Des ébauches de ce plan, voué à faciliter l'accès des PME aux financements, circuleront le mois prochain et sa publication finale est prévue pour le mois de décembre, a appris EurActiv.
Il s'agit d'une initiative de Michel Barnier et d'Antonio Tajani, respectivement commissaires pour le marché intérieur et l'entreprenariat.
L'idée maîtresse de ce plan d'action est l'introduction d'une initiative visant à faciliter l'accès des PME au capital-risque en Europe. Ce genre d'initiative est attendu depuis longtemps.
Le capital-risque transfrontalier est une priorité de l'acte pour le marché unique
C'est une priorité, dans la mesure où il s'agit de l'une des principales actions de l'acte pour le marché unique, mais la forme que prendra ce fonds sera longuement débattue.
Il devrait puiser dans les fonds existants de l'UE via le Fonds européen d'investissement, mais également proposer la création d'un nouveau modèle de fonds plus restreints.
L'idée est de reproduire le type de fonds existant aux Etats-Unis, qui peut miser de manière plus stratégique et à plus long terme sur le potentiel d'une entreprise, comme les fonds de dotation universitaires américains.
Le statut fiscal des investissements du fonds et la mesure dans laquelle le capital-risque privé peut être utilisé dans leur établissement sont des questions qui restent controversées.
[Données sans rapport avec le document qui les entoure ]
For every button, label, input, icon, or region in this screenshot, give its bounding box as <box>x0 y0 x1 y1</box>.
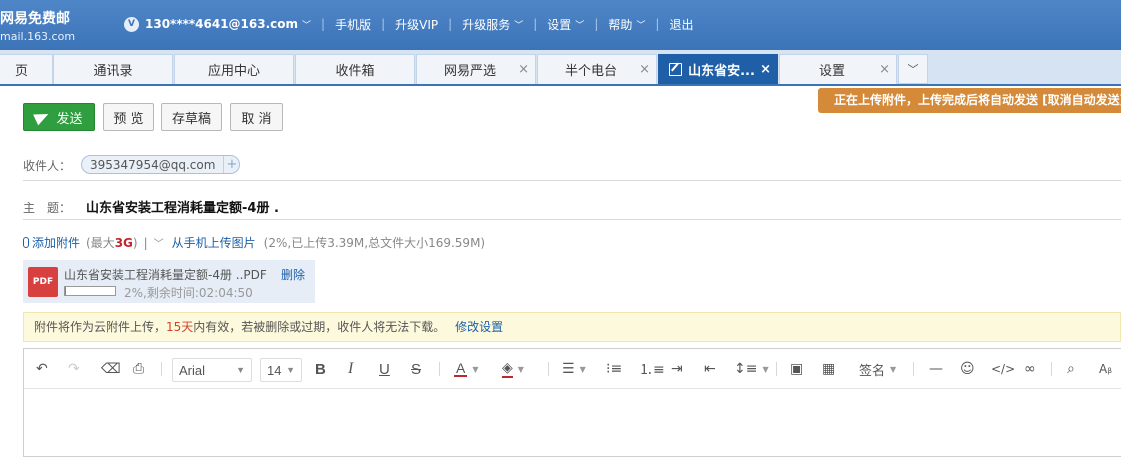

Gerhard Huemer, directeur des affaires économiques et budgétaires à l'Union européenne de l'artisanat et des petites et moyennes entreprises (UEAPME), a déclaré : « Si vous êtes un investisseur en Allemagne investissant dans un fonds français qui investit dans une PME dont les dividendes sont payés au Royaume-Uni, par exemple, la question de l'endroit où devront être payés les taxes sur les dividendes sera complexe ».
Ross Butler, le responsable communication pour l'Association européenne des sociétés de capital à risque (EVCA), a expliqué à EurActiv que cette idée prendrait probablement la forme de « multiples fonds de fonds, peut-être mis en adjudication pour des fonds de capital-risque privés pour l'investissement ».
Ce plan d'action proposera également différentes façons pour les banques de prêter de l'argent aux PME sans devoir appliquer les critères stricts habituels de valorisation du bilan, l'une des principales raisons pour lesquelles les banques refusent souvent les demandes de prêt des PME.
Un représentant de l'UE proche des négociations concernant le plan d'action à expliqué à EurActiv : « Le classement qualitatif des banques sur la base des bilans est un mécanisme rudimentaire d'évaluation de la solvabilité ». Il a affirmé que le plan d'action proposerait différents critères pour une évaluation « tridimensionnelle » de la bancabilité des PME.
« Nous avons besoin que le degré d'innovation soit évalué en examinant, par exemple, le nombre de brevets en attente d'enregistrement d'une entreprise », a-t-il déclaré.
Une place au soleil pour les PME
Ce plan d'action aura également pour but de proposer des idées non financières vouées à modifier la manière dont les institutions fonctionnent afin qu'elles puissent favoriser les intérêts des PME.
L'eurodéputé danois Bendt Bendtsen, qui préside le cercle des PME du Parti populaire européen (PPE), souhaiterait la mise en place d'un réseau de simples bureaux temporaires pour les PME situées dans des économies émergentes telles que le Brésil et administrées par le Service européen pour l'action extérieure.
Il a déclaré que mettre des bureaux à disposition des PME européennes pour de courtes périodes les aiderait à déterminer efficacement et à faible coût si elles ont ou non une chance de réussir sur ces marchés.
« Nous devons aider les PME à s'imposer sur le marché de l'exportation, car les taux de croissance des pays Brics restent élevés », a-t-il expliqué.